Friendships after sharing diagnosis

Hi all, I was diagnosed 10 days ago with Stage 1 IDC. I’m 32. I’ve had serious ups and downs, but felt immediate relief finding this forum and seeing that I’m not alone. I’m looking at a lumpectomy in early July followed by radiation, but we’re still collecting information (MRI, genetic testing, etc) before final plans are made. Until I know more, I want to keep this quiet - close family and friends only. Well, I’ve told my closest girlfriends and they have mostly been super supportive, but a couple reactions have not been great. Has anyone else gotten bad reactions from close friends after sharing their diagnosis?

Hi

im sorry that you’re going through this and while so young, it’s a huge shock, not just for you but your friends and family. 

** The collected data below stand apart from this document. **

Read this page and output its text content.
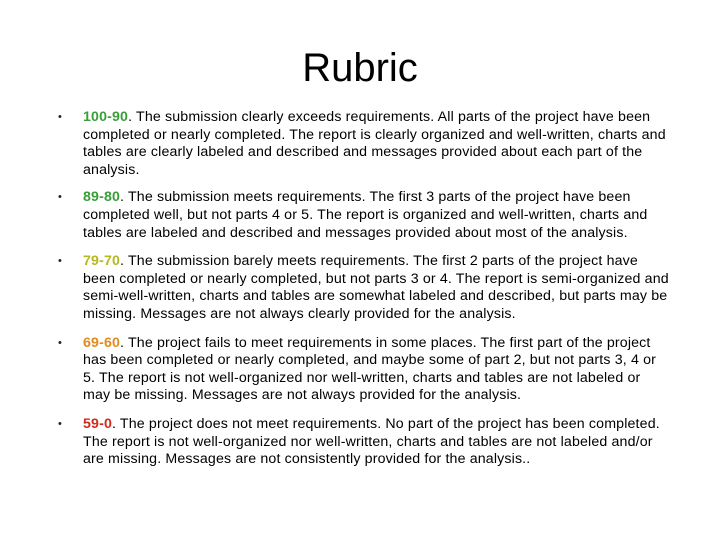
Rubric
• 100-90. The submission clearly exceeds requirements. All parts of the project have been completed or nearly completed. The report is clearly organized and well-written, charts and tables are clearly labeled and described and messages provided about each part of the analysis.
• 89-80. The submission meets requirements. The first 3 parts of the project have been completed well, but not parts 4 or 5. The report is organized and well-written, charts and tables are labeled and described and messages provided about most of the analysis.
• 79-70. The submission barely meets requirements. The first 2 parts of the project have been completed or nearly completed, but not parts 3 or 4. The report is semi-organized and semi-well-written, charts and tables are somewhat labeled and described, but parts may be missing. Messages are not always clearly provided for the analysis.
• 69-60. The project fails to meet requirements in some places. The first part of the project has been completed or nearly completed, and maybe some of part 2, but not parts 3, 4 or 5. The report is not well-organized nor well-written, charts and tables are not labeled or may be missing. Messages are not always provided for the analysis.
• 59-0. The project does not meet requirements. No part of the project has been completed. The report is not well-organized nor well-written, charts and tables are not labeled and/or are missing. Messages are not consistently provided for the analysis..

I think most people who have gone through this have a story of friends that just wasn’t there for them while others they didn’t know that well stepped up and were amazing. 

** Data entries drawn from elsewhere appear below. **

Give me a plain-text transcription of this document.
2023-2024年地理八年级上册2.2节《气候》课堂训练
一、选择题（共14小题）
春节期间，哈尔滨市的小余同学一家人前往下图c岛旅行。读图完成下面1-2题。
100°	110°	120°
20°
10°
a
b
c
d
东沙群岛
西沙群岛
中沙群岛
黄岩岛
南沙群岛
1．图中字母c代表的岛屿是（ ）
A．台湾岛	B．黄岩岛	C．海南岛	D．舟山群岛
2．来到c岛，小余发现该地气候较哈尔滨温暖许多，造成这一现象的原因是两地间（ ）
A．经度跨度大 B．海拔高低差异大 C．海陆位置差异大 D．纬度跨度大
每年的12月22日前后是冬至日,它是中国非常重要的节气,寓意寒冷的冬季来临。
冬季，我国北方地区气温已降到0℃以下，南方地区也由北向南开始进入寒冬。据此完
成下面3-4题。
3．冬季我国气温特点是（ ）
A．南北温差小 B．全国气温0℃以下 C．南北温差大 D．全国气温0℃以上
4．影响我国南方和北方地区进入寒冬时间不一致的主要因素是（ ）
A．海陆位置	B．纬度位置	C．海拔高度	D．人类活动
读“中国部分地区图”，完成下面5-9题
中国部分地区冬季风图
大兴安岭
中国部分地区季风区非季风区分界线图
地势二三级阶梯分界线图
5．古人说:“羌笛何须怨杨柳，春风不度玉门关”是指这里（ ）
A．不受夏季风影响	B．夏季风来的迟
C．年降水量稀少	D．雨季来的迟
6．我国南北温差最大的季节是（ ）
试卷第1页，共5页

Some people just don’t know what to say or how deal with hearing you have cancer. I felt just the same so didn’t  understand why they treated me differently. The most hurtful was people not saying anything at all. My husband’s family never called or asked how I was doing even when visiting and I didn’t bring it up as I didn’t really know how to so it just got ignored. 

On the opposite of that, one friend who I’ve known for years but not been very close to was amazing. My husband had to go away the weekend before my surgery and I was in a pretty bad way at that point. My friend came and stayed and was a massive support that by the time she left I felt I could cope with what was coming. She’s listened to me so many times without judgement, just understanding and kindness and I couldn’t have coped without her. 

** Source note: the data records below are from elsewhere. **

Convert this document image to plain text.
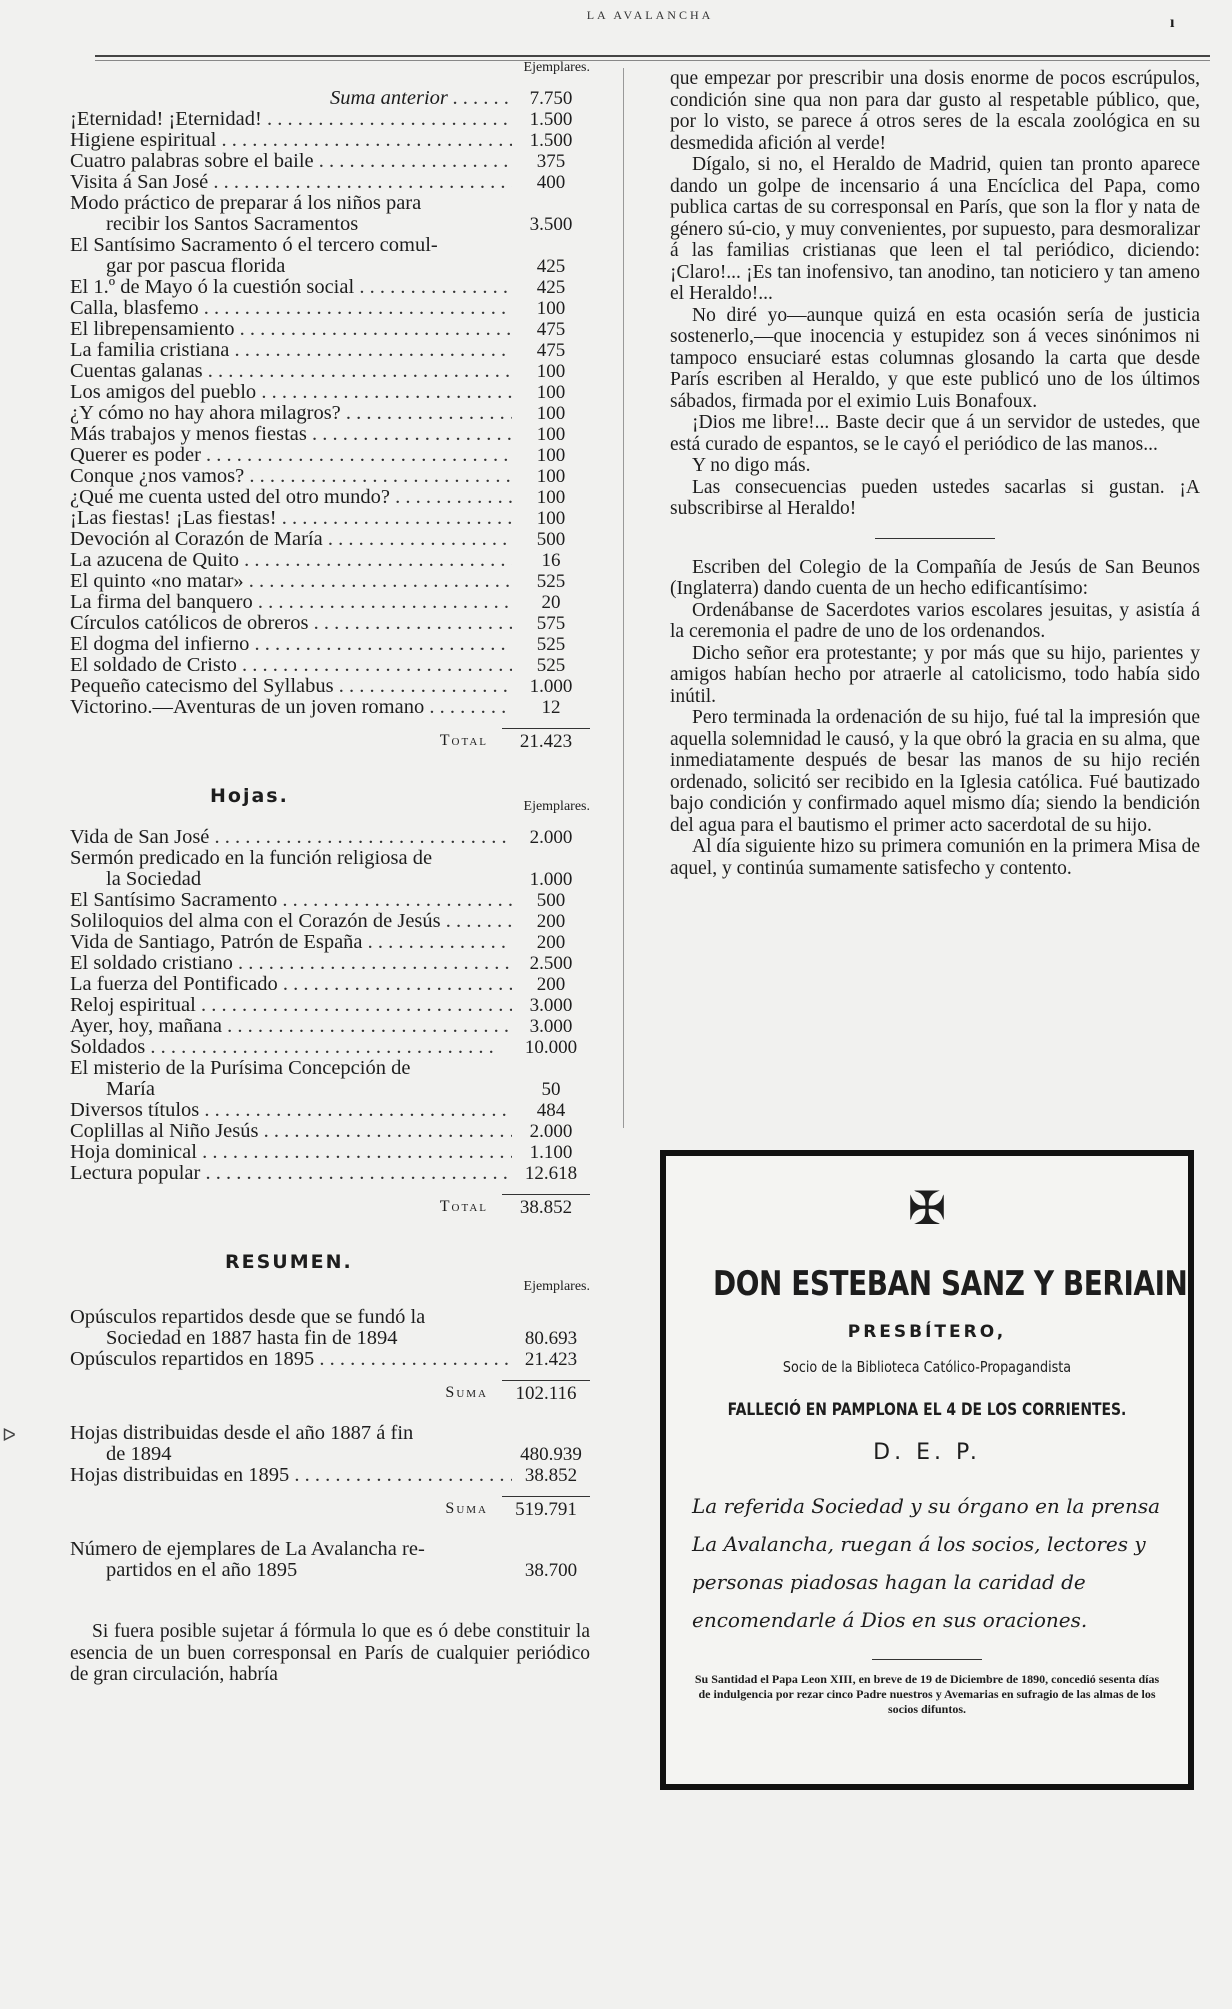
LA AVALANCHA	ı
ᐅ
Ejemplares.
Suma anterior . . .	7.750
¡Eternidad! ¡Eternidad! . . .	1.500
Higiene espiritual . . .	1.500
Cuatro palabras sobre el baile . . .	375
Visita á San José . . .	400
Modo práctico de preparar á los niños para
recibir los Santos Sacramentos	3.500
El Santísimo Sacramento ó el tercero comul-
gar por pascua florida	425
El 1.º de Mayo ó la cuestión social . . .	425
Calla, blasfemo . . .	100
El librepensamiento . . .	475
La familia cristiana . . .	475
Cuentas galanas . . .	100
Los amigos del pueblo . . .	100
¿Y cómo no hay ahora milagros? . . .	100
Más trabajos y menos fiestas . . .	100
Querer es poder . . .	100
Conque ¿nos vamos? . . .	100
¿Qué me cuenta usted del otro mundo? . . .	100
¡Las fiestas! ¡Las fiestas! . . .	100
Devoción al Corazón de María . . .	500
La azucena de Quito . . .	16
El quinto «no matar» . . .	525
La firma del banquero . . .	20
Círculos católicos de obreros . . .	575
El dogma del infierno . . .	525
El soldado de Cristo . . .	525
Pequeño catecismo del Syllabus . . .	1.000
Victorino.—Aventuras de un joven romano . . .	12
Total	21.423
Hojas.	Ejemplares.
Vida de San José . . .	2.000
Sermón predicado en la función religiosa de
la Sociedad	1.000
El Santísimo Sacramento . . .	500
Soliloquios del alma con el Corazón de Jesús . . .	200
Vida de Santiago, Patrón de España . . .	200
El soldado cristiano . . .	2.500
La fuerza del Pontificado . . .	200
Reloj espiritual . . .	3.000
Ayer, hoy, mañana . . .	3.000
Soldados . . .	10.000
El misterio de la Purísima Concepción de
María	50
Diversos títulos . . .	484
Coplillas al Niño Jesús . . .	2.000
Hoja dominical . . .	1.100
Lectura popular . . .	12.618
Total	38.852
RESUMEN.
Ejemplares.
Opúsculos repartidos desde que se fundó la
Sociedad en 1887 hasta fin de 1894	80.693
Opúsculos repartidos en 1895 . . .	21.423
Suma	102.116
Hojas distribuidas desde el año 1887 á fin
de 1894	480.939
Hojas distribuidas en 1895 . . .	38.852
Suma	519.791
Número de ejemplares de La Avalancha re-
partidos en el año 1895	38.700

Si fuera posible sujetar á fórmula lo que es ó debe constituir la esencia de un buen corresponsal en París de cualquier periódico de gran circulación, habría

que empezar por prescribir una dosis enorme de pocos escrúpulos, condición sine qua non para dar gusto al respetable público, que, por lo visto, se parece á otros seres de la escala zoológica en su desmedida afición al verde!

Dígalo, si no, el Heraldo de Madrid, quien tan pronto aparece dando un golpe de incensario á una Encíclica del Papa, como publica cartas de su corresponsal en París, que son la flor y nata de género sú-cio, y muy convenientes, por supuesto, para desmoralizar á las familias cristianas que leen el tal periódico, diciendo: ¡Claro!... ¡Es tan inofensivo, tan anodino, tan noticiero y tan ameno el Heraldo!...

No diré yo—aunque quizá en esta ocasión sería de justicia sostenerlo,—que inocencia y estupidez son á veces sinónimos ni tampoco ensuciaré estas columnas glosando la carta que desde París escriben al Heraldo, y que este publicó uno de los últimos sábados, firmada por el eximio Luis Bonafoux.

¡Dios me libre!... Baste decir que á un servidor de ustedes, que está curado de espantos, se le cayó el periódico de las manos...

Y no digo más.

Las consecuencias pueden ustedes sacarlas si gustan. ¡A subscribirse al Heraldo!

Escriben del Colegio de la Compañía de Jesús de San Beunos (Inglaterra) dando cuenta de un hecho edificantísimo:

Ordenábanse de Sacerdotes varios escolares jesuitas, y asistía á la ceremonia el padre de uno de los ordenandos.

Dicho señor era protestante; y por más que su hijo, parientes y amigos habían hecho por atraerle al catolicismo, todo había sido inútil.

Pero terminada la ordenación de su hijo, fué tal la impresión que aquella solemnidad le causó, y la que obró la gracia en su alma, que inmediatamente después de besar las manos de su hijo recién ordenado, solicitó ser recibido en la Iglesia católica. Fué bautizado bajo condición y confirmado aquel mismo día; siendo la bendición del agua para el bautismo el primer acto sacerdotal de su hijo.

Al día siguiente hizo su primera comunión en la primera Misa de aquel, y continúa sumamente satisfecho y contento.

✠
DON ESTEBAN SANZ Y BERIAIN
PRESBÍTERO,
Socio de la Biblioteca Católico-Propagandista
FALLECIÓ EN PAMPLONA EL 4 DE LOS CORRIENTES.
D. E. P.
La referida Sociedad y su órgano en la prensa La Avalancha, ruegan á los socios, lectores y personas piadosas hagan la caridad de encomendarle á Dios en sus oraciones.
Su Santidad el Papa Leon XIII, en breve de 19 de Diciembre de 1890, concedió sesenta días de indulgencia por rezar cinco Padre nuestros y Avemarias en sufragio de las almas de los socios difuntos.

I hope once your friends have got over the shock they come through for you just give them a little time. 

Good luck with all your treatment xx 

Hi

Sorry to hear you are experiencing some problems.

I totally understand as experienced similar and support came sometimes from where it wasnt expected.

Sadly having gone through cancer, chemo and covid, you do find where the real support is.

I now think maybe I set my expectations too high - don’t be hard on people though as perhaps they are struggling seeing you hurting.

Take the support from who wants to give it - you need it and take from people that can give you positivity and make you smile.

Good luck

X

Hi,

As the others say, i am sorry that this has happened, and yes it is unfortunately one of the fallouts of diagnosis. Those you hope will stand up, fall by the wayside, others step up and become friends for life.

You may find that it is because of the age, i was 37 when diagnosed and i think it shocks those around you and makes them think holy **** that could be me, but that doesn’t take away from the fact you need your  friends at this time. 

Speaking to others in my support group, this will happen no matter the age, type of cancer, or the type of friends you have. In a way it helps you realise how you want your relationships to go in the future, and as my dad told me, means that you are no longer wasting your precious moments with those who don’t deserve you. 

My amazing person is a friend who has literally lost her mum to BC the week i was diagnosed. I didn’t want to burden her in her time of grief, yet she was there every step of the way, and is now one of my closest friends. Others in our group, i have drifted away from, and i honestly don’t miss them… make of that what you will.